The rough-hewn almost ungainly presence of the ceramic vessels that sit directly on the floor in the small space echoes the distinctly DIY atmosphere surrounding them. Festooned with motifs that draw on images ranging from decorative to topical and from historical to contemporary, the work on display is a kind of diary or handheld sketchbook where the formal qualities of the rendering are subordinated to the graphic immediacy of the research that the artist is conducting. Jennifer Rochlin’s accompanying untitled 2D works of oil and collage on paper underscore the poetic reach of “Wild is the Wind”: it is an effort to fit incongruent categories within the register of art and create hybrids that locate the mundane within the reach of the universal. As with the glazed ceramic urn Wonder Woman, Rocks, Sea, Shields/Rope Pattern (2018), categories are collapsed and hierarchies are leveled.
Charting in another way the convergence of the everyday onto a broader historical plane, Nick Kramer’s mixed-media works in “No Neighbors, Street Lights Are Out” follows an equally winding path through the impressions that the world immediately around him places in the artist’s eyes. A series of works all titled Weather Balloons (2018) appear at first glance to be the somewhat dulled bodies of shrunken satellites or enlarged spinning tops, but on closer inspection are seen to be the shapes of aluminum pots and pans collected, shorn of handles or signs of aging, and aggregated in vertical columns. Proposed as stand-ins for failed near-space exploration devices, they hang at various heights throughout the gallery. The nearby presence of photographs, all titled A Hand of Pots and Pans (2018), in which these aluminum rounded casings are portrayed with handles and stains intact, underscores the somewhat dystopian neighborhood that the artist is exploring internally and externally. Even in the lightness of the polychrome aluminum work, such as Green Moon (2018), with its light green and pink hues coursing below an orange route indicator, an ineluctable melancholy pervades the work.
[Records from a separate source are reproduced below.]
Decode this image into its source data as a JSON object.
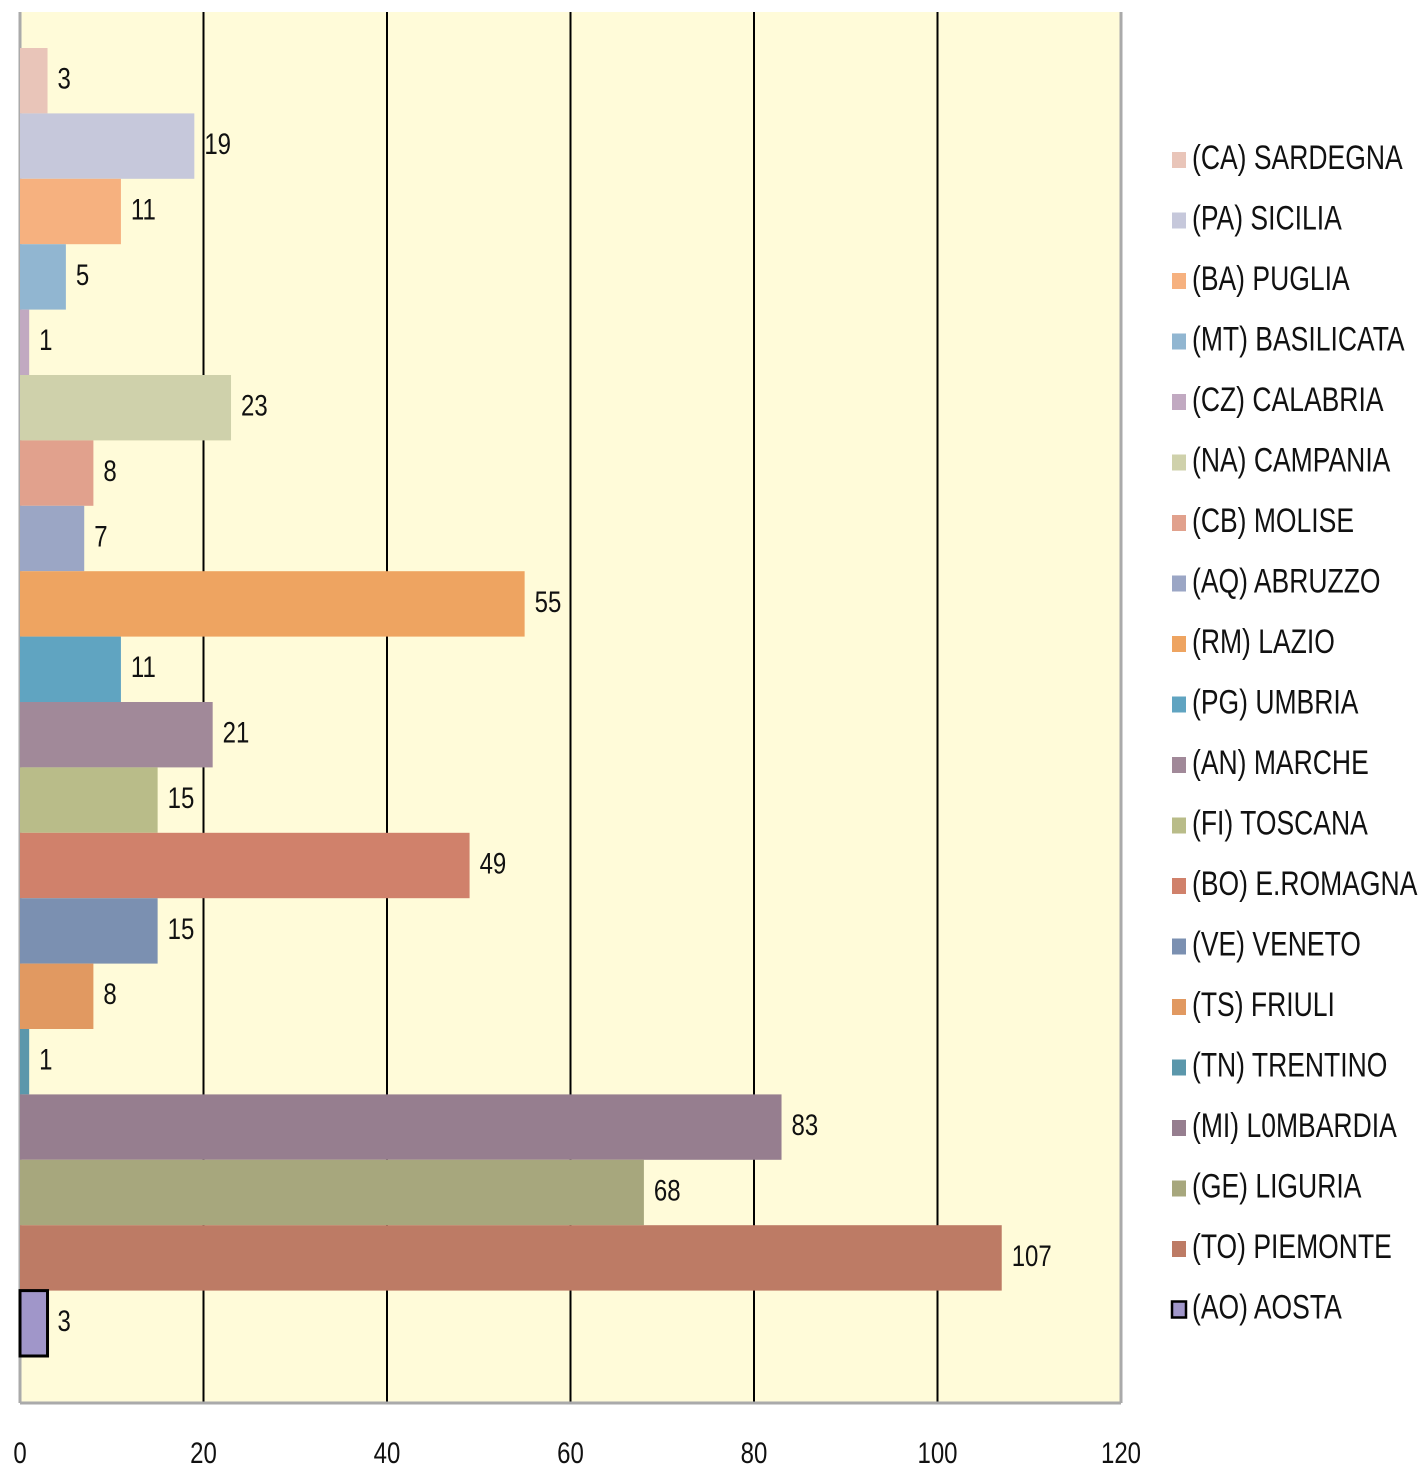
{
  "chart_data": {
    "type": "bar",
    "orientation": "horizontal",
    "xlim": [
      0,
      120
    ],
    "xticks": [
      0,
      20,
      40,
      60,
      80,
      100,
      120
    ],
    "grid": true,
    "legend": "right",
    "background": "#fffbd9",
    "series": [
      {
        "name": "(CA) SARDEGNA",
        "color": "#e9c5b9",
        "values": [
          3
        ]
      },
      {
        "name": "(PA) SICILIA",
        "color": "#c6c8db",
        "values": [
          19
        ]
      },
      {
        "name": "(BA) PUGLIA",
        "color": "#f6b17f",
        "values": [
          11
        ]
      },
      {
        "name": "(MT) BASILICATA",
        "color": "#91b6d1",
        "values": [
          5
        ]
      },
      {
        "name": "(CZ) CALABRIA",
        "color": "#c1a9c1",
        "values": [
          1
        ]
      },
      {
        "name": "(NA) CAMPANIA",
        "color": "#cfd1ab",
        "values": [
          23
        ]
      },
      {
        "name": "(CB) MOLISE",
        "color": "#e1a18d",
        "values": [
          8
        ]
      },
      {
        "name": "(AQ) ABRUZZO",
        "color": "#9ba6c5",
        "values": [
          7
        ]
      },
      {
        "name": "(RM) LAZIO",
        "color": "#eea461",
        "values": [
          55
        ]
      },
      {
        "name": "(PG) UMBRIA",
        "color": "#60a4c1",
        "values": [
          11
        ]
      },
      {
        "name": "(AN) MARCHE",
        "color": "#a18999",
        "values": [
          21
        ]
      },
      {
        "name": "(FI) TOSCANA",
        "color": "#b9bc89",
        "values": [
          15
        ]
      },
      {
        "name": "(BO) E.ROMAGNA",
        "color": "#d0816b",
        "values": [
          49
        ]
      },
      {
        "name": "(VE) VENETO",
        "color": "#7b90b1",
        "values": [
          15
        ]
      },
      {
        "name": "(TS) FRIULI",
        "color": "#e19961",
        "values": [
          8
        ]
      },
      {
        "name": "(TN) TRENTINO",
        "color": "#5b97ab",
        "values": [
          1
        ]
      },
      {
        "name": "(MI) L0MBARDIA",
        "color": "#967e8f",
        "values": [
          83
        ]
      },
      {
        "name": "(GE) LIGURIA",
        "color": "#a7a77d",
        "values": [
          68
        ]
      },
      {
        "name": "(TO) PIEMONTE",
        "color": "#bd7b65",
        "values": [
          107
        ]
      },
      {
        "name": "(AO) AOSTA",
        "color": "#a096c9",
        "edgecolor": "#000000",
        "values": [
          3
        ]
      }
    ]
  }
}
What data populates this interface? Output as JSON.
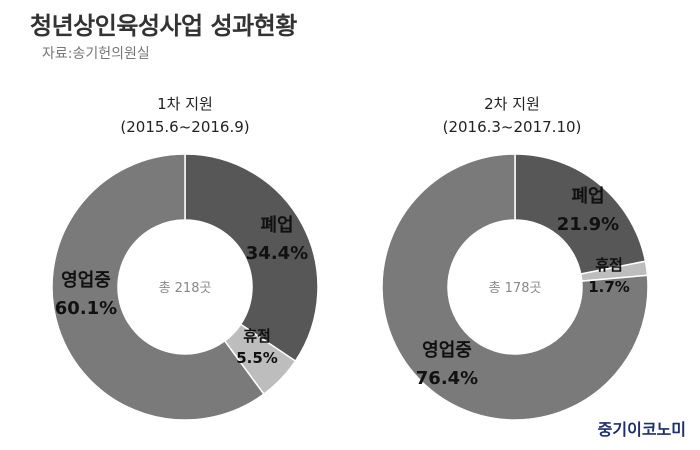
{
  "title": "청년상인육성사업 성과현황",
  "source": "자료:송기헌의원실",
  "brand": "중기이코노미",
  "colors": {
    "영업중": "#7a7a7a",
    "폐업": "#575757",
    "휴점": "#bdbdbd"
  },
  "chart_data": [
    {
      "type": "pie",
      "title": "1차 지원",
      "subtitle": "(2015.6~2016.9)",
      "center_label": "총 218곳",
      "slices": [
        {
          "label": "폐업",
          "value": 34.4,
          "value_label": "34.4%"
        },
        {
          "label": "휴점",
          "value": 5.5,
          "value_label": "5.5%"
        },
        {
          "label": "영업중",
          "value": 60.1,
          "value_label": "60.1%"
        }
      ]
    },
    {
      "type": "pie",
      "title": "2차 지원",
      "subtitle": "(2016.3~2017.10)",
      "center_label": "총 178곳",
      "slices": [
        {
          "label": "폐업",
          "value": 21.9,
          "value_label": "21.9%"
        },
        {
          "label": "휴점",
          "value": 1.7,
          "value_label": "1.7%"
        },
        {
          "label": "영업중",
          "value": 76.4,
          "value_label": "76.4%"
        }
      ]
    }
  ]
}
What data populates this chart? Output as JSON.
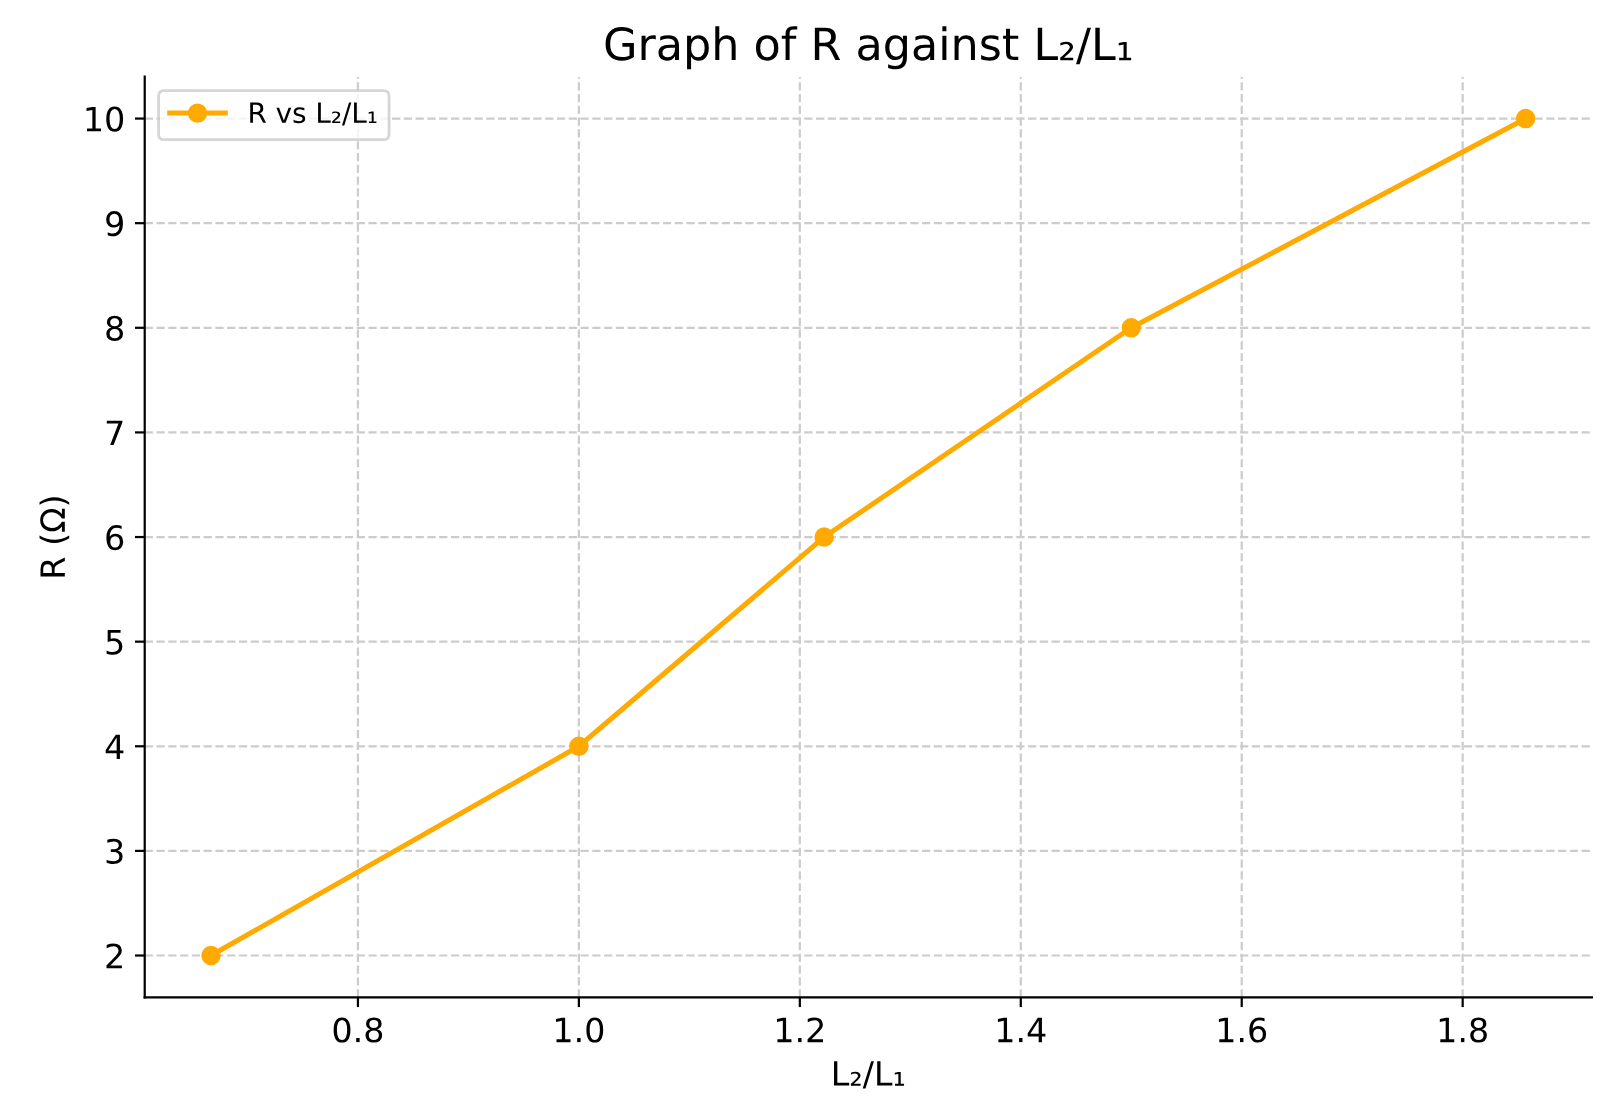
{
  "chart_data": {
    "type": "line",
    "title": "Graph of R against L₂/L₁",
    "xlabel": "L₂/L₁",
    "ylabel": "R (Ω)",
    "x": [
      0.667,
      1.0,
      1.222,
      1.5,
      1.857
    ],
    "series": [
      {
        "name": "R vs L₂/L₁",
        "color": "#ffaa00",
        "values": [
          2,
          4,
          6,
          8,
          10
        ]
      }
    ],
    "xlim": [
      0.607,
      1.917
    ],
    "ylim": [
      1.6,
      10.4
    ],
    "xticks": [
      {
        "value": 0.8,
        "label": "0.8"
      },
      {
        "value": 1.0,
        "label": "1.0"
      },
      {
        "value": 1.2,
        "label": "1.2"
      },
      {
        "value": 1.4,
        "label": "1.4"
      },
      {
        "value": 1.6,
        "label": "1.6"
      },
      {
        "value": 1.8,
        "label": "1.8"
      }
    ],
    "yticks": [
      2,
      3,
      4,
      5,
      6,
      7,
      8,
      9,
      10
    ],
    "grid": true,
    "legend": "top left",
    "marker": "circle",
    "line_style": "solid"
  }
}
All in all, the experience of the art at The Pit fluctuates between the forlorn qualities of a metaphorical pit from below and the necessity of pits, like those at the center of fruits. The view from there is not particularly optimistic but it is not entirely about giving up hope altogether. It is more about looking around the corners of the obvious and accommodating the scruffiness of the world in order to see what actually might be in there, even if it isn’t by any means perfection.